Anche il militare che ieri ha annunciato il rovesciamento del presidente, il generale Denis N’Canha, era a capo di un’istituzione molto vicina al presidente. La coalizione dell’opposizione ha chiesto la liberazione di Simões Pereira e il ripristino del processo elettorale interrotto dai soldati.
Anche la Lega guineana dei diritti umani (LGDH), influente organizzazione della società civile locale, ha condannato il «presunto golpe», così viene definito, chiedendo la liberazione dei cittadini e dei dirigenti dell’opposizione detenuti, il ripristino del processo elettorale e la rimozione del coprifuoco e dei blocchi alla rete internet.
La Comunità economica degli stati dell’Africa occidentale (CEDEAO), di cui Bissau è stato membro, ha condannato l’intervento militare e indetto un vertice di urgenza dei capi di stato da remoto. Personale militare della CEDEAO è al momento presente in Guinea-Bissau a tutela degli osservatori internazionali.
Il presidente della Commissione dell’Unione Africana, Mahmoud Ali Youssouf, ha chiesto «il rilascio immediato e incondizionato del presidente Embaló e di tutti i funzionari detenuti», e ribadito «la disponibilità dell’Unione Africana, in stretto coordinamento con la CEDEAO e altri partner internazionali chiave, a sostenere tutti gli sforzi volti a ripristinare la stabilità e a salvaguardare i processi democratici attraverso il dialogo e meccanismi giuridicamente fondati».
Don Brentegani, nel paese per 18 anni: «È un golpe strano»

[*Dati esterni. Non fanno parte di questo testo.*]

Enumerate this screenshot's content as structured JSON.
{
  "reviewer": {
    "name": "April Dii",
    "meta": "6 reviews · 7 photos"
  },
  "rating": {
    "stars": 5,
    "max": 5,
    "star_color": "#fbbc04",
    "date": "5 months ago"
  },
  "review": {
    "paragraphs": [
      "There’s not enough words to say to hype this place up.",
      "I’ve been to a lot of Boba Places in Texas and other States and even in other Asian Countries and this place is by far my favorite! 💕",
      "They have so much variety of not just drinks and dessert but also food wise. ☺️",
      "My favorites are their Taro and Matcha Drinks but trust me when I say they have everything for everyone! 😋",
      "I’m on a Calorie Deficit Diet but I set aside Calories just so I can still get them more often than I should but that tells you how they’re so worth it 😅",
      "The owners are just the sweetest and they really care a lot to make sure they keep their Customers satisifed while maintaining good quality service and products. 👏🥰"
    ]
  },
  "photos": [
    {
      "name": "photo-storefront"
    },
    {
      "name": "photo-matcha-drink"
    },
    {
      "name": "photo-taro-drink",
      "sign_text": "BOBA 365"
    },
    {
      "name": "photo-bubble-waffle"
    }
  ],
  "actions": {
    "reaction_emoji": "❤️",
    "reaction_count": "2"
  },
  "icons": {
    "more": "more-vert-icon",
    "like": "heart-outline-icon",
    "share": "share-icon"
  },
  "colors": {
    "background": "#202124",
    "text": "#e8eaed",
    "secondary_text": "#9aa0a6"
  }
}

Lo scenario appare complesso e le prossime ore potrebbero già chiarire la direzione presa dai militari, ma soprattutto, il loro reale rapporto con Embalò. Secondo don Lucio Brentegani, prete veronese fidei donum tornato di recente in Italia dopo 18 anni in Guinea-Bissau, per lungo tempo presso la diocesi di Bafatà, «non si può fare a meno di notare che il generale che ha giurato come presidente di transizione era una figura di estrema fiducia di Embalò».
La concomitanza con i risultati elettorali poi, «porta a pensare che il capo dello stato sia voluto intervenire per bloccare il voto: un conteggio non ancora ufficiale lo dava già per sconfitto, e molti segnali lasciavano presagire un insuccesso. Per questo le dichiarazioni di da Costa e degli altri dirigenti delle opposizioni appaiono sensate».
Anche la situazione interna alle forze armate potrebbe essere più fluida di quel che appare, secondo il sacerdote. «I vertici dei militari sembrerebbero più vicini al capo dello stato, ma non è certo che questo sentimento sia condiviso anche fra i ranghi inferiori. È una situazione a cui guardare con attenzione».
Don Brentegani è in contatto diretto con Bissau e Bafatà, seconda città del paese e capoluogo dell’omonima provincia centro-orientale. «La situazione ora è per lo più tranquilla – afferma il prete veronese -. I vescovi hanno anche pubblicato un comunicato in cui fanno appello alla calma, esprimono solidarietà con il popolo e invitano al rispetto dei diritti umani e dei principi democratici».
Nonostante il paese si mantenga in una condizione per lo più pacifica, «tensioni e spari di lacrimogeni da parte della polizia si sono verificati a Bissau, quando da Costa ha convocato i giovani del paese e li ha esortati ad andare a liberare Simoes Pereira. È lui del resto – aggiunge don Brentegani – il vero leader delle opposizioni, la figura più carismatica».
I militari poi, conclude il religioso, «hanno anche ordinato la chiusura delle radio comunitarie. Anche la sede di Radio Sol Mansi, emittente cattolica e fra i media più seguiti del paese, è presidiata dai militari, che impediscono ai giornalisti di lavorare».